WLFR
- Pomona, New Jersey; United States;
- Broadcast area: Atlantic City
- Frequency: 91.7 MHz
- Branding: Lake Fred Radio

Programming
- Format: Variety

Ownership
- Owner: Stockton University

History
- First air date: October 16, 1984
- Call sign meaning: Lake Fred Radio

Technical information
- Licensing authority: FCC
- Facility ID: 63469
- Class: A
- ERP: 820 watts
- HAAT: 45.0 meters
- Transmitter coordinates: 39°28′45.00″N 74°32′23.00″W﻿ / ﻿39.4791667°N 74.5397222°W

Links
- Public license information: Public file; LMS;

= WLFR =

WLFR (91.7 FM) is a college radio station broadcasting a Variety format. The station is owned by Stockton University, licensed to the Pomona section of Galloway Township, New Jersey, United States, and serves the Atlantic City area.

The call letters stand for "Lake Fred Radio," named after a lake located on campus. The station began broadcasting on October 16, 1984, a few weeks after having been granted its license by the FCC on October 3, 1984.

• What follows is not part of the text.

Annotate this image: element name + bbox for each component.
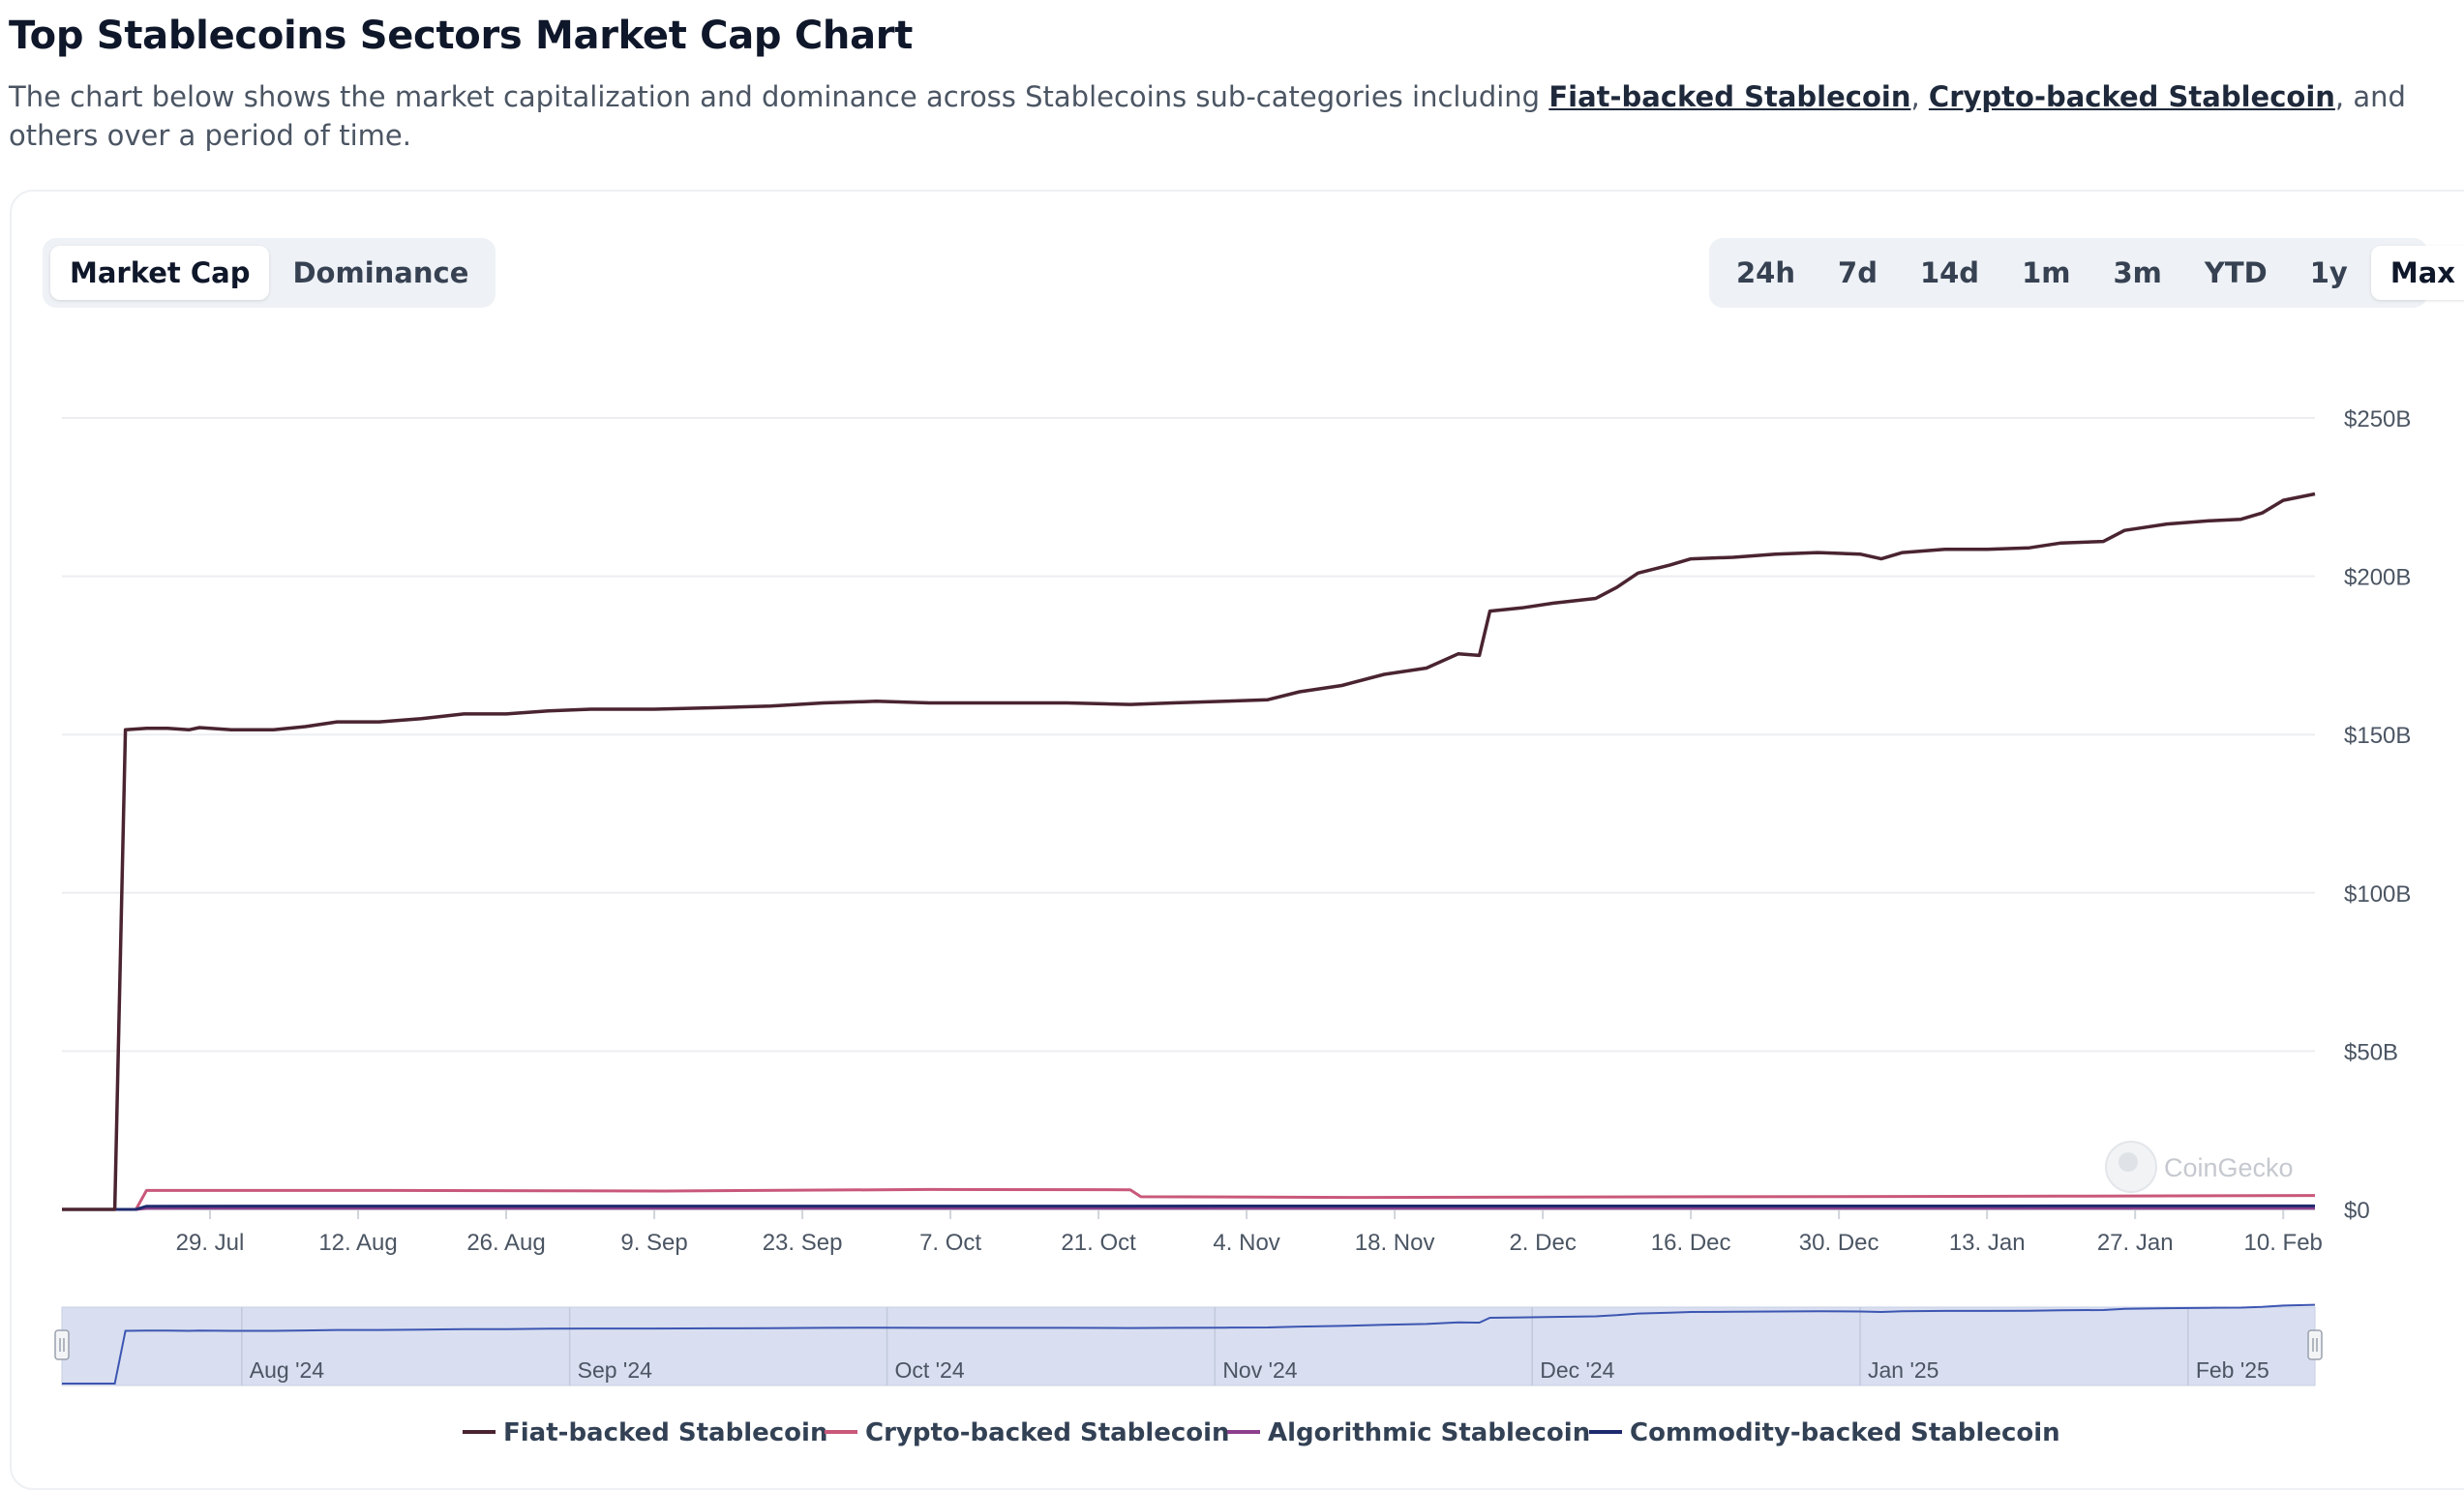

It offers a wide range of formats from rock to country to alternative to jazz and various other genres.

==Call Sign==
WLFR's callsign, Lake Fred Radio, comes from one of the lakes on Stockton University's campus. Although there has been some speculation about the origin of Lake Fred's name, the likeliest source was Frederic "Eric" Sommer, who named the lake after himself in 1973. Before this, students would refer to this body of water as "Lake Stockton" and "College Lake." Because it is a prominent topographic landmark, campus organizations like WFLR have named themselves after it.

==History==

WLFR started in a small cabin located in the woods east of the dorm C and D in 1974–1975. The Radio Club got permission to renovate the cabin and added two small studios and a control room. An A/C system was donated and the entrance room housed the record collection. Records arrived on a daily basis directly from the record companies free of charge. The station was called WSSR - Stockton State Radio.

The broadcast medium was via dedicated phone lines to each of the dorm buildings where AM "carrier-current" transmitters beamed the signal out via the building wires. The hand build tube transmitters were purchased from another state college that didn't need them anymore.

The tech team got a budget to purchase two broadcast grade turntables, a mixing console and a Revox 77 tape recorder. Things really took off when an endless loop tape deck was added for jingles and promotional spots. Endless tapes had 30 and 60 second runtime.

The turntables were "queued up" for each song to be played. That means that the needle was placed in the groove of the record and spun by hand to find the start of the song, then 1/2 turn added for the start up time of the turntable.

The faders in the mixing console controlled the turntable motor allowing the disk jockey to on cue to just raise the volume on the mixer witch in turn started the turntable. This allowed the perfect crossover from song to song or speech to song.

Advisor to the club was Charlie Hirsch, husband of one of the professors. He also helped with the solar heated cabin.

==FCC Application==
The original FCC application was submitted 1975–1976 by the Radio Club. At the time, Pomona and the surrounding area did not support the FCC population requirement. The only way to fulfill the requirement was to include Atlantic City in the coverage. This was achieved by using a directional antenna that beamed the signal in direction of Atlantic City. Today WLFR uses a non-directional antenna to beam out sound waves with transmitter output power: 1.00 kW.

==WLFR==
At some point in time the group of cabins was demolished and the AM transmitters retired.
Today the radio station is housed in the main building of the campus. WLFR is located in Suite 205 of the campus center

As of 2015, the old equipment from the cabin was still in use at WLFR in a secondary studio downstairs from the main studio.